Модификации романной формы в прозе Запада второй половины ХХ столетия | страница 33
Философская идея «человек перед лицом зла» перерастает у Фолкнера в спор о человеке, развернувшийся в узловой для философского смысла произведения сцене разговора капрала с его отцом — старым генералом, предлагающим сыну бежать от казни, отказаться от своей жертвы и тем самым подвергающим Стефана-Иисуса искушению. В этом «гефсиманском борении» за себя и за сына (краткие реплики которого лишь утверждают непоколебимость в верности своей идее) преобладает слово старого генерала, образ которого раскрывается двойственно — и как Искусителя[131], и как отца капрала Стефана. А значит, при переключении в библейский регистр — Бога-отца, что акцентировано художественной деталью в речи главнокомандующего союзными войсками: повторяющимся «сын мой» в его обращениях к подчиненным.
Этот спор начинается утверждением веры в человека. И Фолкнер передоверяет генералу свою гуманистическую мысль, которую он затем выскажет в нобелевской речи: «…я верю в человека в пределах его способностей и ограниченности.

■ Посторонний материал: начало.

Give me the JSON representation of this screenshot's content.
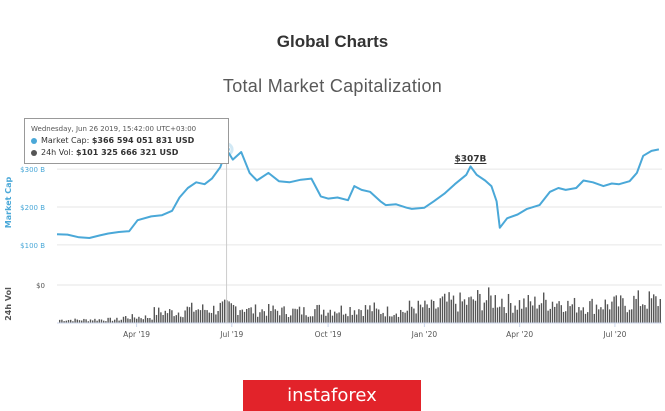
{
  "page_title": "Global Charts",
  "chart_data": {
    "type": "line",
    "title": "Total Market Capitalization",
    "ylabel": "Market Cap",
    "y2label": "24h Vol",
    "y_ticks": [
      100,
      200,
      300
    ],
    "y_tick_labels": [
      "$100 B",
      "$200 B",
      "$300 B"
    ],
    "ylim": [
      60,
      390
    ],
    "vol_tick_label": "$0",
    "x_tick_labels": [
      "Apr '19",
      "Jul '19",
      "Oct '19",
      "Jan '20",
      "Apr '20",
      "Jul '20"
    ],
    "x_tick_dates": [
      "2019-04-01",
      "2019-07-01",
      "2019-10-01",
      "2020-01-01",
      "2020-04-01",
      "2020-07-01"
    ],
    "xlim": [
      "2019-01-15",
      "2020-08-15"
    ],
    "series": [
      {
        "name": "Market Cap",
        "color": "#4aa8d8",
        "points": [
          [
            "2019-01-15",
            128
          ],
          [
            "2019-01-25",
            127
          ],
          [
            "2019-02-05",
            120
          ],
          [
            "2019-02-15",
            118
          ],
          [
            "2019-02-25",
            125
          ],
          [
            "2019-03-05",
            130
          ],
          [
            "2019-03-15",
            134
          ],
          [
            "2019-03-25",
            136
          ],
          [
            "2019-04-02",
            165
          ],
          [
            "2019-04-15",
            175
          ],
          [
            "2019-04-25",
            178
          ],
          [
            "2019-05-05",
            190
          ],
          [
            "2019-05-12",
            225
          ],
          [
            "2019-05-20",
            250
          ],
          [
            "2019-05-28",
            265
          ],
          [
            "2019-06-05",
            260
          ],
          [
            "2019-06-12",
            275
          ],
          [
            "2019-06-20",
            305
          ],
          [
            "2019-06-26",
            352
          ],
          [
            "2019-07-02",
            325
          ],
          [
            "2019-07-10",
            345
          ],
          [
            "2019-07-18",
            290
          ],
          [
            "2019-07-25",
            270
          ],
          [
            "2019-08-05",
            290
          ],
          [
            "2019-08-15",
            268
          ],
          [
            "2019-08-25",
            265
          ],
          [
            "2019-09-05",
            272
          ],
          [
            "2019-09-15",
            275
          ],
          [
            "2019-09-24",
            228
          ],
          [
            "2019-10-01",
            222
          ],
          [
            "2019-10-10",
            225
          ],
          [
            "2019-10-20",
            218
          ],
          [
            "2019-10-26",
            255
          ],
          [
            "2019-11-02",
            245
          ],
          [
            "2019-11-10",
            240
          ],
          [
            "2019-11-20",
            215
          ],
          [
            "2019-11-25",
            205
          ],
          [
            "2019-12-05",
            207
          ],
          [
            "2019-12-15",
            198
          ],
          [
            "2019-12-20",
            195
          ],
          [
            "2020-01-01",
            198
          ],
          [
            "2020-01-10",
            215
          ],
          [
            "2020-01-20",
            235
          ],
          [
            "2020-01-30",
            260
          ],
          [
            "2020-02-10",
            285
          ],
          [
            "2020-02-14",
            307
          ],
          [
            "2020-02-20",
            285
          ],
          [
            "2020-02-28",
            270
          ],
          [
            "2020-03-05",
            255
          ],
          [
            "2020-03-10",
            215
          ],
          [
            "2020-03-13",
            145
          ],
          [
            "2020-03-20",
            170
          ],
          [
            "2020-03-30",
            180
          ],
          [
            "2020-04-08",
            195
          ],
          [
            "2020-04-20",
            205
          ],
          [
            "2020-04-30",
            240
          ],
          [
            "2020-05-08",
            250
          ],
          [
            "2020-05-15",
            245
          ],
          [
            "2020-05-25",
            250
          ],
          [
            "2020-06-01",
            270
          ],
          [
            "2020-06-10",
            265
          ],
          [
            "2020-06-20",
            255
          ],
          [
            "2020-06-28",
            262
          ],
          [
            "2020-07-05",
            260
          ],
          [
            "2020-07-15",
            268
          ],
          [
            "2020-07-22",
            290
          ],
          [
            "2020-07-28",
            335
          ],
          [
            "2020-08-05",
            348
          ],
          [
            "2020-08-12",
            352
          ]
        ]
      },
      {
        "name": "24h Vol",
        "color": "#555555",
        "bars": [
          [
            "2019-02",
            8
          ],
          [
            "2019-03",
            9
          ],
          [
            "2019-04",
            15
          ],
          [
            "2019-05",
            28
          ],
          [
            "2019-06",
            35
          ],
          [
            "2019-07",
            40
          ],
          [
            "2019-08",
            32
          ],
          [
            "2019-09",
            30
          ],
          [
            "2019-10",
            34
          ],
          [
            "2019-11",
            36
          ],
          [
            "2019-12",
            30
          ],
          [
            "2020-01",
            40
          ],
          [
            "2020-02",
            52
          ],
          [
            "2020-03",
            60
          ],
          [
            "2020-04",
            50
          ],
          [
            "2020-05",
            55
          ],
          [
            "2020-06",
            45
          ],
          [
            "2020-07",
            48
          ],
          [
            "2020-08",
            56
          ]
        ]
      }
    ],
    "annotation": {
      "date": "2020-02-14",
      "value": 307,
      "label": "$307B"
    },
    "crosshair_date": "2019-06-26",
    "tooltip": {
      "date": "Wednesday, Jun 26 2019, 15:42:00 UTC+03:00",
      "rows": [
        {
          "name": "Market Cap",
          "value": "$366 594 051 831 USD",
          "color": "#4aa8d8"
        },
        {
          "name": "24h Vol",
          "value": "$101 325 666 321 USD",
          "color": "#555555"
        }
      ]
    }
  },
  "brand": {
    "text": "instaforex"
  }
}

Я не только верю, что он способен выстоять и выстоит, но что он должен выстоять, пока хотя бы не изобретет, не придумает, не создаст для своей замены лучшего орудия, чем он сам» (615). Заявляя, что оба они «два поборника, пусть избравшие себя сами, но все же избранные» (615), генерал говорит об одном назначении в жизни, но разных целях их обоих, «обязанных не столько защищать, сколько испытывать два противоположных начала»: «я представляю земное дело», «ты представляешь некую таинственную сферу беспочвенных надежд человека и его безграничного стремления — нет, страсти к несбыточному» (615—616). И тем самым идея предстает в ее чисто философском виде, как обобщенное воплощение двух начал в жизни и человеке, которые, по убеждению генерала, «даже не противоположны, между ними нет борьбы; они могут даже существовать бок о бок на этой тесной арене, и существовали бы, если бы твое не мешало моему» (616). В диалоге эти начала выступают как «тезы», раскрывающие суть человеческого бытия, а в завершении разговора объединяются в неповторяющейся, но уже утверждаемой обоюдно вере в человека: «Я не боюсь человека. Наоборот: я уважаю его и восхищаюсь им. И горжусь; я в десять раз более горд тем бессмертием, каким он обладает, чем он небесным, плодом собственного заблуждения. Потому что человек и его безрассудства…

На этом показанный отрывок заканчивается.